Patrick Murphy, 63, was killed by loyalists in his shop at Mount Merrion Avenue, Belfast, in November 1982.
Patricia Bell, 67, went to court after she learned it could be 2025 - 21 years after her family lodged a complaint - before any report was completed.
Her lawyer described such a delay as "absolutely farcical".
Eleven years ago, in 2004, Mr Murphy's family lodged their case with the Police Ombudsman about how the police investigation into his killing was handled.
Last autumn, Ombudsman Dr Michael Maguire said his budget had been reduced by about £750,000.
This could mean delays lasting years in reports into allegations of collusion by police in almost 300 killings in the Troubles in Northern Ireland.
As a result of the delay in Mr Murphy's case, Ms Bell's lawyers lodged judicial review proceedings against both the Ombudsman's Office and the Department of Justice.
The claim is that the hold-up is unlawful and in breach of a statutory obligation to investigate.
Lawyers for Ms Bell argued that there had been failures to either prioritise the case or to provide sufficient resources for the watchdog to discharge its statutory duty within a reasonable time-frame.
Resisting the legal challenge, counsel for Justice Minister David Ford argued that December's Stormont House Agreement could be a "game-changer" in reducing delays.
The court was told this would deal with any backlog and reverse funding cuts.

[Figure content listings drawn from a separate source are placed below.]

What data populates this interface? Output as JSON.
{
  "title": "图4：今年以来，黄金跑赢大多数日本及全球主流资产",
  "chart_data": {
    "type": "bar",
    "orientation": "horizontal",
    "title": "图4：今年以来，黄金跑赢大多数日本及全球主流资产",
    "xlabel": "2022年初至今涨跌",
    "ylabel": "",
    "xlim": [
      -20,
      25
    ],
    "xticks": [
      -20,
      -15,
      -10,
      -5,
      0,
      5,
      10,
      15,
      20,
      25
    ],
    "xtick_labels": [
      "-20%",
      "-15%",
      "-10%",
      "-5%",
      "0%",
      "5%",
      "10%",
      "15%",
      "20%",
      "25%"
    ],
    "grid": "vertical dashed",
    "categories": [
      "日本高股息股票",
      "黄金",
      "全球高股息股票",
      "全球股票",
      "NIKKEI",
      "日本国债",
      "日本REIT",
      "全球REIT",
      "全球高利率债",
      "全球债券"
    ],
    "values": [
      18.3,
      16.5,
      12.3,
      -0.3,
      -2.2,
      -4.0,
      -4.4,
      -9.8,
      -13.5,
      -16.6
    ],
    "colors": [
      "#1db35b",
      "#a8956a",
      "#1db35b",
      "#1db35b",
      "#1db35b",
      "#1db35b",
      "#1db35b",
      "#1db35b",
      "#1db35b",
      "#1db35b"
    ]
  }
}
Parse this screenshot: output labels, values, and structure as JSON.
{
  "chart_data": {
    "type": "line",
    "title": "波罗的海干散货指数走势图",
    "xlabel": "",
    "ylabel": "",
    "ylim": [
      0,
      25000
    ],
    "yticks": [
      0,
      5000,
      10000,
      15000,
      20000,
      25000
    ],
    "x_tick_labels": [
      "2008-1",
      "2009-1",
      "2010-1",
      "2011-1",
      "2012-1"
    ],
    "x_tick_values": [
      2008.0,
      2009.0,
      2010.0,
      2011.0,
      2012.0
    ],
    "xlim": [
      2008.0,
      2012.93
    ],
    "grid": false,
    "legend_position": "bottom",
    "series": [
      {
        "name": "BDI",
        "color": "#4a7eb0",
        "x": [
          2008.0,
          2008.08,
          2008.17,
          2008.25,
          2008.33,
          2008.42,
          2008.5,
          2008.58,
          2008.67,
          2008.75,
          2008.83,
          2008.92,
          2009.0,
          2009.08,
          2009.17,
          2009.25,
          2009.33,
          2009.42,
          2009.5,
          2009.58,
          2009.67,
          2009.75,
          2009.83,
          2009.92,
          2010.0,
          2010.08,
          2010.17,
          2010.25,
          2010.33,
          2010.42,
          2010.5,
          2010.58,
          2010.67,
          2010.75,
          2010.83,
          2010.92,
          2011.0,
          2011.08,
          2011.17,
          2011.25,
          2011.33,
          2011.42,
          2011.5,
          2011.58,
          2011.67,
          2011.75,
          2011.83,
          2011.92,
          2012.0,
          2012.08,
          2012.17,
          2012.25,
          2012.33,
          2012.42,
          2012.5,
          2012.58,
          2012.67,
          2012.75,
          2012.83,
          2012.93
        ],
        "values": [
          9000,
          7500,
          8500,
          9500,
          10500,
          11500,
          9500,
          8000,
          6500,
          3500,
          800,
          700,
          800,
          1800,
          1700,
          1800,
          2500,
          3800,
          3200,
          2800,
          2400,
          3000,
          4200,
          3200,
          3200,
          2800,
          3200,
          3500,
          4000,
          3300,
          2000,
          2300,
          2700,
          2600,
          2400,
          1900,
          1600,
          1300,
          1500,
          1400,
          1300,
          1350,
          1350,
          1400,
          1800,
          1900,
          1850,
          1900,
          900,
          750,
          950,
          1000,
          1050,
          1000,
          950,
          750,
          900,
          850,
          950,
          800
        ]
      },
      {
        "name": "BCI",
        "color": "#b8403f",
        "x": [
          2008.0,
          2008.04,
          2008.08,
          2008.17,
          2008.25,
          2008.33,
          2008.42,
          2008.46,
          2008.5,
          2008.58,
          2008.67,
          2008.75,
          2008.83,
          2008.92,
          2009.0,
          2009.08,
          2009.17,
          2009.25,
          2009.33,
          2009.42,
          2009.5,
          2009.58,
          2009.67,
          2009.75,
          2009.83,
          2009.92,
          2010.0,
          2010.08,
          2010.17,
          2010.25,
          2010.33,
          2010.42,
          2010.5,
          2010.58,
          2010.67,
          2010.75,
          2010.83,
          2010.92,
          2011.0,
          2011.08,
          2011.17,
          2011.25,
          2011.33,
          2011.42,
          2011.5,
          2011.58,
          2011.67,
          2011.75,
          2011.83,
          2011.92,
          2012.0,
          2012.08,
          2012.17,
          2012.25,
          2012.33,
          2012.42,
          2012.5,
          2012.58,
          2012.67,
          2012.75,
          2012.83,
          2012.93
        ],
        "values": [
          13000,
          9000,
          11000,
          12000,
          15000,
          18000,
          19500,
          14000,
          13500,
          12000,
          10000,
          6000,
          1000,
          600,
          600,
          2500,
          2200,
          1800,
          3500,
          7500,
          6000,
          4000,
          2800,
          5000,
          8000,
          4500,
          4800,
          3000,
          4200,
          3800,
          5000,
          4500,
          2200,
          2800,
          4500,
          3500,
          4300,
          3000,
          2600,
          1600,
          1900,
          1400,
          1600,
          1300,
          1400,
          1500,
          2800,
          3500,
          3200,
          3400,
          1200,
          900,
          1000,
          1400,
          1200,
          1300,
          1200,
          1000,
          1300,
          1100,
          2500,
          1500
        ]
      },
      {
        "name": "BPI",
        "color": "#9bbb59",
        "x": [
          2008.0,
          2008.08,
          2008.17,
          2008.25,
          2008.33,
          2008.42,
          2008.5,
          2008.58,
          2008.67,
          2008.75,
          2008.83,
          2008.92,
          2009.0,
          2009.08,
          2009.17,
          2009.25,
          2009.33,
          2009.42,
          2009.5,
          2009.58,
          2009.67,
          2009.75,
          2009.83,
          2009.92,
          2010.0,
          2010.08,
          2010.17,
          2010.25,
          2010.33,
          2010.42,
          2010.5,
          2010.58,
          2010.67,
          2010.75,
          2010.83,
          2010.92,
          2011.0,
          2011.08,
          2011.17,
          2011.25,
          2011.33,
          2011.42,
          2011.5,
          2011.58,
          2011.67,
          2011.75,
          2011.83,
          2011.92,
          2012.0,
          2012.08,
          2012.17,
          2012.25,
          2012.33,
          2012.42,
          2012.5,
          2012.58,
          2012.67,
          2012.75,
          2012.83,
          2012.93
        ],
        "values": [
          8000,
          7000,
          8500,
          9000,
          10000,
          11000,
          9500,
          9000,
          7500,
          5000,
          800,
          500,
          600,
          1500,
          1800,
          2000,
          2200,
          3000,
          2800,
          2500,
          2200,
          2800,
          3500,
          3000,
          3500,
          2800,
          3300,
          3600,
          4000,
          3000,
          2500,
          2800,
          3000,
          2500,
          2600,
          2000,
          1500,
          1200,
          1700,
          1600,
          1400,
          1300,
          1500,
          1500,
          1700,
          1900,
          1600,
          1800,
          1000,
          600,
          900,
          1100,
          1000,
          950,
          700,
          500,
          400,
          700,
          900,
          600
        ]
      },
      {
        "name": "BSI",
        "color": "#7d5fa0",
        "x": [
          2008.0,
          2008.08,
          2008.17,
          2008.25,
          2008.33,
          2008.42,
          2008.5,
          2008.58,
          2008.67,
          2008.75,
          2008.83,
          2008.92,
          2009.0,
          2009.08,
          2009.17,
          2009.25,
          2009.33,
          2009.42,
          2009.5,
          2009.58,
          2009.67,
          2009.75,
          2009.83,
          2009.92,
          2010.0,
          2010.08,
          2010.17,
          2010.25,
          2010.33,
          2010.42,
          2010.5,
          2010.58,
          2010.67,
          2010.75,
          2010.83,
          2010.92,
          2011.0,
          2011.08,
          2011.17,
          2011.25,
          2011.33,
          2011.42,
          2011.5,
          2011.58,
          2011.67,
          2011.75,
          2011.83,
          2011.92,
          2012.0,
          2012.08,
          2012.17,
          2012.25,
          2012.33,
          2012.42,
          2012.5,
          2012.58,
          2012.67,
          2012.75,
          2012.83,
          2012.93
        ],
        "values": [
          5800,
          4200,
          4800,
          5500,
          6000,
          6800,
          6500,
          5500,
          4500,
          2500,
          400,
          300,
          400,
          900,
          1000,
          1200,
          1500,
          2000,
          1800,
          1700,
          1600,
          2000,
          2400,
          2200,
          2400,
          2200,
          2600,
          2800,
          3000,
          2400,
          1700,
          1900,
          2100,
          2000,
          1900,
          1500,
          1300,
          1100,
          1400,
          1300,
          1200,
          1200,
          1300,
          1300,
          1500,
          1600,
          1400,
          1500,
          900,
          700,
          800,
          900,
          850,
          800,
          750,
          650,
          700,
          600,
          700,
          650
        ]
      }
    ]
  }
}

A new historical investigations unit (HIU) taking over responsibility for examining legacy cases is expected to be in operation by next summer.
High Court judge, Mr Justice Treacy, was also told a budget of £150m would be made available over a five-year period.
However, in court in Belfast on Friday, a judicial review was granted and the case will progress to a full hearing later this year.
Outside court, Ms Bell's lawyer insisted budget cuts should not be a reason for holding up investigations into historic cases.
"The delay over a murder that occurred back in 1982 is absolutely farcical," Ms Bell's solicitor, Ciaran Toner of Finucane Toner Solicitors, said.
"My clients lodged their complaint with the Police Ombudsman's Office back in 2004, and yet they have been told that because of budgetary constraints they will have to wait for an investigative report until 2025."